Autre atout de taille, le préavis peut-être largement écourté. Un fait intéressant tant du point de vue du salarié que de l’employeur. « La date de fin de contrat doit être postérieure à la date d’homologation de la rupture conventionnelle. Les deux parties peuvent donc convenir d’un départ le lendemain de l’homologation comme trois à six mois après », précise David Dumarché.
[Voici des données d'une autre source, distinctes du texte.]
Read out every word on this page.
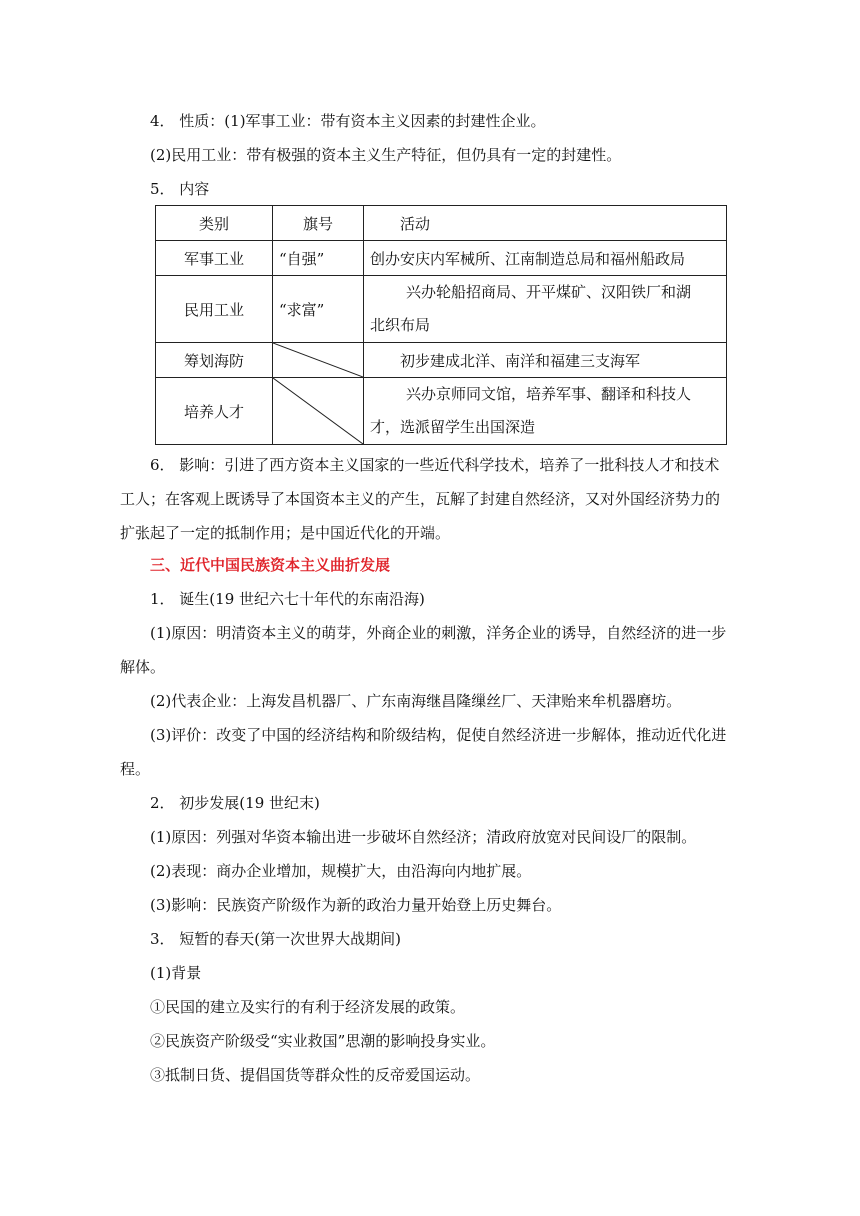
4． 性质：(1)军事工业：带有资本主义因素的封建性企业。

(2)民用工业：带有极强的资本主义生产特征，但仍具有一定的封建性。

5． 内容

类别	旗号	活动
军事工业	“自强”	创办安庆内军械所、江南制造总局和福州船政局
民用工业	“求富”	兴办轮船招商局、开平煤矿、汉阳铁厂和湖
北织布局

筹划海防		初步建成北洋、南洋和福建三支海军
培养人才		兴办京师同文馆，培养军事、翻译和科技人
才，选派留学生出国深造

6． 影响：引进了西方资本主义国家的一些近代科学技术，培养了一批科技人才和技术

工人；在客观上既诱导了本国资本主义的产生，瓦解了封建自然经济，又对外国经济势力的

扩张起了一定的抵制作用；是中国近代化的开端。

三、近代中国民族资本主义曲折发展

1． 诞生(19 世纪六七十年代的东南沿海)

(1)原因：明清资本主义的萌芽，外商企业的刺激，洋务企业的诱导，自然经济的进一步

解体。

(2)代表企业：上海发昌机器厂、广东南海继昌隆缫丝厂、天津贻来牟机器磨坊。

(3)评价：改变了中国的经济结构和阶级结构，促使自然经济进一步解体，推动近代化进

程。

2． 初步发展(19 世纪末)

(1)原因：列强对华资本输出进一步破坏自然经济；清政府放宽对民间设厂的限制。

(2)表现：商办企业增加，规模扩大，由沿海向内地扩展。

(3)影响：民族资产阶级作为新的政治力量开始登上历史舞台。

3． 短暂的春天(第一次世界大战期间)

(1)背景

①民国的建立及实行的有利于经济发展的政策。

②民族资产阶级受“实业救国”思潮的影响投身实业。

③抵制日货、提倡国货等群众性的反帝爱国运动。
Pour François Rabion, ce dispositif est également moins traumatisant qu’un licenciement, puisque les motifs de la rupture n’ont pas à être divulgués.

 

Concrètement, comment ça marche ?

Vous désirez proposer une rupture conventionnelle à votre employeur ? Il vous suffit de lui en faire part. « L’entreprise doit ensuite convoquer le salarié au minimum à un entretien pour négocier l’accord, explique l’avocat conseil en droit du travail du cabinet Renaud et Associés, Benjamin Renaud. Pour la sécurité du dispositif, il est toutefois recommandé de mener deux entretiens. » Le salarié peut se faire accompagner d’un conseil interne ou extérieur à la société. À l’issue de cet ou ces entretiens, si les parties ont convenu d’un accord, il ne leur reste plus qu’à remplir le formulaire de demande d'homologation de rupture conventionnelle, téléchargeable sur le site du ministère du Travail.

 

L’accord signé, les deux parties ont ensuite quinze jours pour se rétracter. Une fois ce délai écoulé, le formulaire de rupture conventionnelle doit être envoyé à la direction du Travail, qui a encore quinze jours pour accepter ou refuser la demande d’homologation. En apparence, ce dispositif semble donc d’une grande simplicité.

 

Les points à surveiller

Toutefois, le formulaire demande à être rempli avec la plus grande attention. D’ailleurs dans la pratique, les avocats conseillent aux employeurs d’accompagner le formulaire d’un écrit détaillant les mesures de l’accord. « Une erreur sur la date effective de la rupture du contrat de travail, le numéro de téléphone du salarié n’apparaît pas, la question du DIF a été oubliée… autant de points qui peuvent entraîner un refus. La direction du Travail est très pointilleuse sur le formalisme de ces demandes », indique Benjamin Renaud.

 

L’avocat en droit social et droit du travail, David Dumarché met lui en lumière, la question du respect des délais : « En signant l’accord, les deux parties peuvent tout à fait apposer la date qu’ils souhaitent. Comment alors vérifier que les délais de rétractation et d’homologation ont bien été respectés ? » L’avocat du cabinet Kahn & Associés a trouvé la parade. Chaque étape des ruptures conventionnelles qu’il a mises en œuvre a été accompagnée de l’envoi d’un recommandé.

 

Un dispositif d’avenir ?

Mais que se passe-t-il en cas de refus d’homologation ? L’avocat François Rabion s’interroge : « le salarié réintègre-t-il la société ? Son départ est-il requalifié en licenciement ? » Malgré ces questions et le rejet du dispositif par certains, la rupture conventionnelle empiète déjà sur les licenciements suivis d’une transaction, observe François Rabion. Une pratique qui ne disparaîtra pas selon l’avocat, mais qui devrait, tout comme la démission, céder beaucoup de terrain à ce nouveau système.